WASHINGTON—According to the results of an intensive two-year study, Americans living below the poverty line are "pretty much fucked," Center for Social and Economic Research executive director Jameson Park announced Monday.

Report: Poor People Pretty Much Fucked

"Although poor people have never had it particularly sweet, America has long been considered the land of opportunity, where upward class mobility is hard work's reward," Park said. "However, our study shows that limited access to quality education and a shortage of employment opportunities in depressed areas all but ensure that, once fucked, an individual tends to stay fucked."

According to U.S. Census Bureau statistics, 34.6 million Americans were living below the poverty line in 2002.

"Not only are the down-and-out fucked, but the number of down-and-out fucks is growing," Park said. "Conditions of disadvantage are often passed from one generation to the next, making it especially difficult for young people to emerge from the cycle of poverty."

"Man, my heart goes out to those poor fuckers," Park added.

America's increasingly rigid class system worsens the situation for the poor.

"After analyzing the economic performance of U.S. households over the past several decades, we concluded that class mobility, while steady in the '70s and '80s, declined in the '90s," Park said. "About 40 percent of families ended the decade in the same economic strata in which they began it. That's up from about 35 percent in the '80s. That's good news for those sittin' pretty, but it spells 'fuck you' to the poor."

Americans like 12-year-old Tamara Agguire (far right) of Ponca City, OK, are pretty much fucked.

As a result, Park said, there are more poor people, and those poor people are much more screwed than poor people were a decade or two ago.

"As the split between the upper and lower classes grows, and the middle class continues to shrink, we're moving closer and closer to what can only be called a 'no way out, dude. Sorry, you're fucked'-type situation," Park said. "Not only are the poor fucked at the moment, but any chance they once had of changing their miserable lives is pretty much gone, too. Essentially, they're fucked for all time."

The CSER study identified four major poverty groups within the U.S. The first two groups—one composed of disenfranchised blue-collar workers, the other made up of members of poor rural populations—have been adversely affected by the nation's gradual shift to a technology-based, global economy. Researchers have dubbed disenfranchised blue-collar workers the Factory Fucked, while members of poor rural populations are called the Farm Fucked. Park characterized the individuals in these two groups as "fucked from the get-go."

The other two rapidly expanding groups of poor fucks are the suburban poor, whose members can't afford the rising cost of such basic necessities as healthcare, and the urban underclass, whose members are found in the nation's troubled inner cities. Researchers termed these groups the Recently Fucked and the Utterly Fucked, respectively.

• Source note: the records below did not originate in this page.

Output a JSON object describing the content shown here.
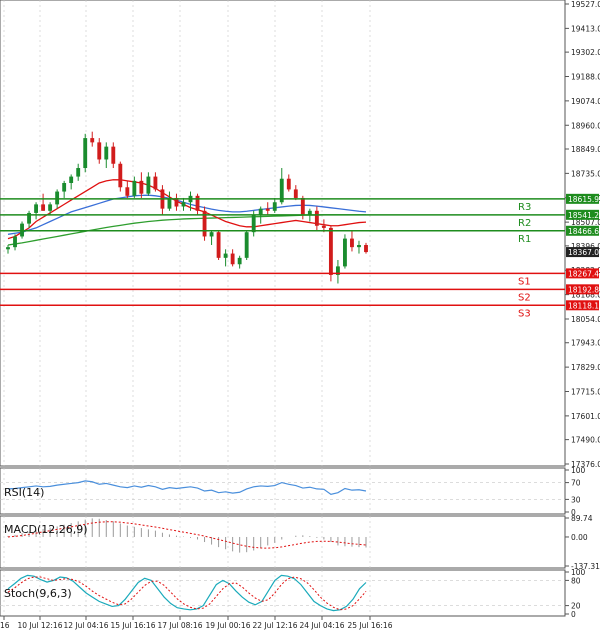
{
  "colors": {
    "up": "#1a8c2e",
    "down": "#d11c1c",
    "ma_red": "#e01010",
    "ma_blue": "#3a6fd8",
    "ma_green": "#2e9e2e",
    "resistance": "#1e8c1e",
    "support": "#e01010",
    "rsi_line": "#4a8fdc",
    "macd_signal": "#e01010",
    "macd_hist": "#9a9a9a",
    "stoch_main": "#1aaabb",
    "stoch_signal": "#e01010",
    "grid": "#c8c8c8",
    "axis": "#555555"
  },
  "chart_data": [
    {
      "type": "candlestick",
      "name": "price",
      "y_ticks": [
        "19527.0",
        "19413.0",
        "19302.0",
        "19188.0",
        "19074.0",
        "18960.0",
        "18849.0",
        "18735.0",
        "18621.0",
        "18507.0",
        "18396.0",
        "18282.0",
        "18168.0",
        "18054.0",
        "17943.0",
        "17829.0",
        "17715.0",
        "17601.0",
        "17490.0",
        "17376.0"
      ],
      "ylim": [
        17376,
        19527
      ],
      "x_ticks": [
        "16",
        "10 Jul 12:16",
        "12 Jul 04:16",
        "15 Jul 16:16",
        "17 Jul 08:16",
        "19 Jul 00:16",
        "22 Jul 12:16",
        "24 Jul 04:16",
        "25 Jul 16:16"
      ],
      "candles": [
        {
          "o": 18380,
          "h": 18400,
          "l": 18360,
          "c": 18390
        },
        {
          "o": 18390,
          "h": 18450,
          "l": 18375,
          "c": 18440
        },
        {
          "o": 18440,
          "h": 18510,
          "l": 18430,
          "c": 18500
        },
        {
          "o": 18500,
          "h": 18560,
          "l": 18480,
          "c": 18550
        },
        {
          "o": 18550,
          "h": 18600,
          "l": 18520,
          "c": 18590
        },
        {
          "o": 18590,
          "h": 18640,
          "l": 18560,
          "c": 18560
        },
        {
          "o": 18560,
          "h": 18600,
          "l": 18540,
          "c": 18590
        },
        {
          "o": 18590,
          "h": 18660,
          "l": 18570,
          "c": 18650
        },
        {
          "o": 18650,
          "h": 18700,
          "l": 18620,
          "c": 18690
        },
        {
          "o": 18690,
          "h": 18730,
          "l": 18660,
          "c": 18720
        },
        {
          "o": 18720,
          "h": 18780,
          "l": 18700,
          "c": 18760
        },
        {
          "o": 18760,
          "h": 18920,
          "l": 18740,
          "c": 18900
        },
        {
          "o": 18900,
          "h": 18930,
          "l": 18860,
          "c": 18880
        },
        {
          "o": 18880,
          "h": 18900,
          "l": 18780,
          "c": 18800
        },
        {
          "o": 18800,
          "h": 18880,
          "l": 18760,
          "c": 18860
        },
        {
          "o": 18860,
          "h": 18880,
          "l": 18760,
          "c": 18780
        },
        {
          "o": 18780,
          "h": 18790,
          "l": 18650,
          "c": 18670
        },
        {
          "o": 18670,
          "h": 18700,
          "l": 18620,
          "c": 18630
        },
        {
          "o": 18630,
          "h": 18720,
          "l": 18620,
          "c": 18700
        },
        {
          "o": 18700,
          "h": 18740,
          "l": 18620,
          "c": 18640
        },
        {
          "o": 18640,
          "h": 18740,
          "l": 18630,
          "c": 18720
        },
        {
          "o": 18720,
          "h": 18740,
          "l": 18650,
          "c": 18660
        },
        {
          "o": 18660,
          "h": 18680,
          "l": 18540,
          "c": 18570
        },
        {
          "o": 18570,
          "h": 18650,
          "l": 18560,
          "c": 18620
        },
        {
          "o": 18620,
          "h": 18640,
          "l": 18560,
          "c": 18580
        },
        {
          "o": 18580,
          "h": 18620,
          "l": 18560,
          "c": 18600
        },
        {
          "o": 18600,
          "h": 18650,
          "l": 18560,
          "c": 18630
        },
        {
          "o": 18630,
          "h": 18640,
          "l": 18540,
          "c": 18560
        },
        {
          "o": 18560,
          "h": 18580,
          "l": 18420,
          "c": 18440
        },
        {
          "o": 18440,
          "h": 18470,
          "l": 18400,
          "c": 18460
        },
        {
          "o": 18460,
          "h": 18470,
          "l": 18330,
          "c": 18340
        },
        {
          "o": 18340,
          "h": 18380,
          "l": 18300,
          "c": 18360
        },
        {
          "o": 18360,
          "h": 18380,
          "l": 18300,
          "c": 18310
        },
        {
          "o": 18310,
          "h": 18350,
          "l": 18290,
          "c": 18340
        },
        {
          "o": 18340,
          "h": 18470,
          "l": 18330,
          "c": 18460
        },
        {
          "o": 18460,
          "h": 18560,
          "l": 18440,
          "c": 18540
        },
        {
          "o": 18540,
          "h": 18580,
          "l": 18500,
          "c": 18570
        },
        {
          "o": 18570,
          "h": 18600,
          "l": 18540,
          "c": 18560
        },
        {
          "o": 18560,
          "h": 18620,
          "l": 18550,
          "c": 18600
        },
        {
          "o": 18600,
          "h": 18760,
          "l": 18590,
          "c": 18710
        },
        {
          "o": 18710,
          "h": 18730,
          "l": 18650,
          "c": 18660
        },
        {
          "o": 18660,
          "h": 18680,
          "l": 18610,
          "c": 18620
        },
        {
          "o": 18620,
          "h": 18630,
          "l": 18520,
          "c": 18540
        },
        {
          "o": 18540,
          "h": 18570,
          "l": 18510,
          "c": 18560
        },
        {
          "o": 18560,
          "h": 18580,
          "l": 18470,
          "c": 18490
        },
        {
          "o": 18490,
          "h": 18520,
          "l": 18460,
          "c": 18480
        },
        {
          "o": 18480,
          "h": 18490,
          "l": 18230,
          "c": 18260
        },
        {
          "o": 18260,
          "h": 18330,
          "l": 18220,
          "c": 18300
        },
        {
          "o": 18300,
          "h": 18450,
          "l": 18290,
          "c": 18430
        },
        {
          "o": 18430,
          "h": 18470,
          "l": 18370,
          "c": 18390
        },
        {
          "o": 18390,
          "h": 18420,
          "l": 18360,
          "c": 18400
        },
        {
          "o": 18400,
          "h": 18410,
          "l": 18360,
          "c": 18367
        }
      ],
      "ma_red": [
        18430,
        18440,
        18460,
        18480,
        18510,
        18530,
        18550,
        18570,
        18590,
        18610,
        18630,
        18650,
        18670,
        18690,
        18700,
        18705,
        18705,
        18700,
        18695,
        18690,
        18680,
        18665,
        18645,
        18625,
        18605,
        18590,
        18575,
        18565,
        18555,
        18540,
        18525,
        18510,
        18500,
        18490,
        18485,
        18485,
        18490,
        18495,
        18500,
        18505,
        18510,
        18515,
        18510,
        18505,
        18500,
        18495,
        18490,
        18490,
        18495,
        18500,
        18505,
        18507
      ],
      "ma_blue": [
        18450,
        18455,
        18460,
        18470,
        18480,
        18495,
        18510,
        18525,
        18540,
        18555,
        18565,
        18575,
        18585,
        18595,
        18605,
        18615,
        18620,
        18625,
        18630,
        18632,
        18633,
        18630,
        18625,
        18618,
        18610,
        18600,
        18590,
        18582,
        18575,
        18568,
        18562,
        18558,
        18555,
        18555,
        18558,
        18562,
        18566,
        18570,
        18574,
        18578,
        18582,
        18585,
        18586,
        18585,
        18582,
        18578,
        18574,
        18570,
        18566,
        18562,
        18558,
        18555
      ],
      "ma_green": [
        18400,
        18405,
        18410,
        18416,
        18422,
        18428,
        18434,
        18440,
        18446,
        18452,
        18458,
        18464,
        18470,
        18476,
        18482,
        18487,
        18492,
        18497,
        18502,
        18506,
        18510,
        18513,
        18516,
        18518,
        18520,
        18522,
        18523,
        18524,
        18525,
        18526,
        18527,
        18528,
        18529,
        18530,
        18531,
        18532,
        18533,
        18534,
        18535,
        18536,
        18537,
        18538,
        18539,
        18540,
        18540,
        18541,
        18541,
        18541,
        18541,
        18541,
        18541,
        18541
      ],
      "levels": [
        {
          "label": "R3",
          "value": 18615.9,
          "text": "18615.9",
          "kind": "resistance"
        },
        {
          "label": "R2",
          "value": 18541.2,
          "text": "18541.2",
          "kind": "resistance"
        },
        {
          "label": "R1",
          "value": 18466.6,
          "text": "18466.6",
          "kind": "resistance"
        },
        {
          "label": "S1",
          "value": 18267.4,
          "text": "18267.4",
          "kind": "support"
        },
        {
          "label": "S2",
          "value": 18192.8,
          "text": "18192.8",
          "kind": "support"
        },
        {
          "label": "S3",
          "value": 18118.1,
          "text": "18118.1",
          "kind": "support"
        }
      ],
      "current_price": {
        "value": 18367.0,
        "text": "18367.0"
      }
    },
    {
      "type": "line",
      "name": "RSI(14)",
      "title": "RSI(14)",
      "ylim": [
        0,
        100
      ],
      "y_ticks": [
        "100",
        "70",
        "30",
        "0"
      ],
      "values": [
        55,
        56,
        58,
        60,
        62,
        60,
        61,
        64,
        66,
        68,
        70,
        74,
        72,
        66,
        68,
        64,
        60,
        58,
        62,
        59,
        63,
        60,
        54,
        58,
        56,
        58,
        60,
        57,
        50,
        52,
        46,
        48,
        45,
        47,
        55,
        60,
        62,
        61,
        63,
        70,
        66,
        63,
        57,
        59,
        55,
        54,
        42,
        46,
        56,
        52,
        53,
        50
      ]
    },
    {
      "type": "line",
      "name": "MACD(12,26,9)",
      "title": "MACD(12,26,9)",
      "ylim": [
        -137.31,
        89.74
      ],
      "y_ticks": [
        "89.74",
        "0.00",
        "-137.31"
      ],
      "histogram": [
        5,
        10,
        18,
        25,
        32,
        38,
        44,
        50,
        58,
        66,
        74,
        82,
        88,
        86,
        80,
        74,
        64,
        54,
        48,
        42,
        36,
        30,
        20,
        12,
        6,
        2,
        -4,
        -12,
        -24,
        -36,
        -48,
        -58,
        -68,
        -74,
        -72,
        -64,
        -52,
        -40,
        -28,
        -12,
        0,
        6,
        8,
        4,
        -4,
        -12,
        -24,
        -40,
        -44,
        -46,
        -48,
        -50
      ],
      "signal": [
        0,
        3,
        7,
        12,
        18,
        24,
        30,
        36,
        42,
        48,
        54,
        60,
        66,
        70,
        72,
        72,
        70,
        66,
        62,
        57,
        52,
        47,
        41,
        35,
        29,
        23,
        17,
        11,
        4,
        -4,
        -12,
        -20,
        -29,
        -37,
        -44,
        -49,
        -52,
        -53,
        -51,
        -47,
        -41,
        -35,
        -29,
        -24,
        -21,
        -20,
        -21,
        -24,
        -28,
        -32,
        -35,
        -38
      ]
    },
    {
      "type": "line",
      "name": "Stoch(9,6,3)",
      "title": "Stoch(9,6,3)",
      "ylim": [
        0,
        100
      ],
      "y_ticks": [
        "100",
        "80",
        "20",
        "0"
      ],
      "main": [
        60,
        72,
        85,
        92,
        90,
        82,
        76,
        80,
        88,
        86,
        78,
        64,
        50,
        40,
        30,
        24,
        18,
        20,
        35,
        55,
        75,
        85,
        80,
        60,
        40,
        25,
        15,
        12,
        10,
        12,
        20,
        45,
        70,
        80,
        72,
        55,
        40,
        28,
        22,
        30,
        55,
        80,
        92,
        90,
        84,
        70,
        50,
        30,
        20,
        12,
        8,
        10,
        18,
        35,
        60,
        75
      ],
      "signal": [
        52,
        62,
        74,
        84,
        88,
        88,
        84,
        80,
        82,
        84,
        82,
        76,
        66,
        54,
        44,
        36,
        28,
        22,
        24,
        36,
        52,
        68,
        78,
        78,
        68,
        52,
        36,
        24,
        16,
        12,
        14,
        24,
        42,
        60,
        72,
        74,
        64,
        50,
        38,
        30,
        34,
        50,
        70,
        84,
        88,
        84,
        74,
        58,
        40,
        26,
        16,
        10,
        12,
        20,
        36,
        54
      ]
    }
  ]
}
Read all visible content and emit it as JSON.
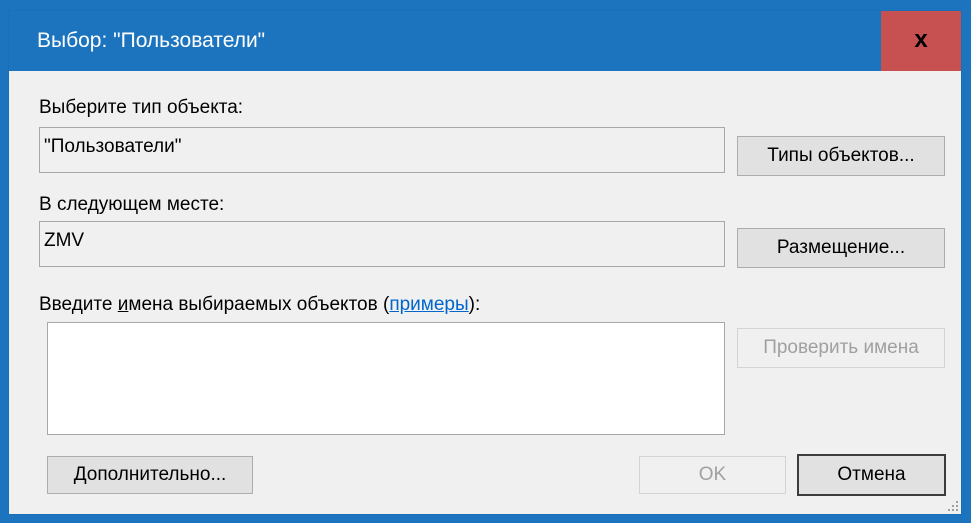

Economist Harold Knoep said there's little reason for sympathy.

"In a healthy capitalist economy, some people are going to be out-competed," Knoep said. "I'm sorry, but some of those fuck-ups have fucked themselves. I am not condoning an anarchic 'fuck or be fucked' ethos, but I can hardly get behind a welfare state that punishes the unfucked by fucking all equally."

While he expressed concern for the nation's poor, House Speaker Dennis Hastert (R-IL) said increased funding for social programs isn't the answer.

"Nobody's saying poor people aren't fucked," Hastert said. "But what about all the people in this great nation who are not fucked? If the financial resources of the economically stable are diverted—through some well-intentioned but fiscally irresponsible social-service program—to the people who are fucked, where does that leave those who were sailin' along fine? Fucked."

Ed Cranston, an under-employed, Detroit-area machinist who made $14,000 last year, said he was not surprised by the report.

"They say I'm fucked?" Cranston asked. "Shit, man, tell me something I don't know."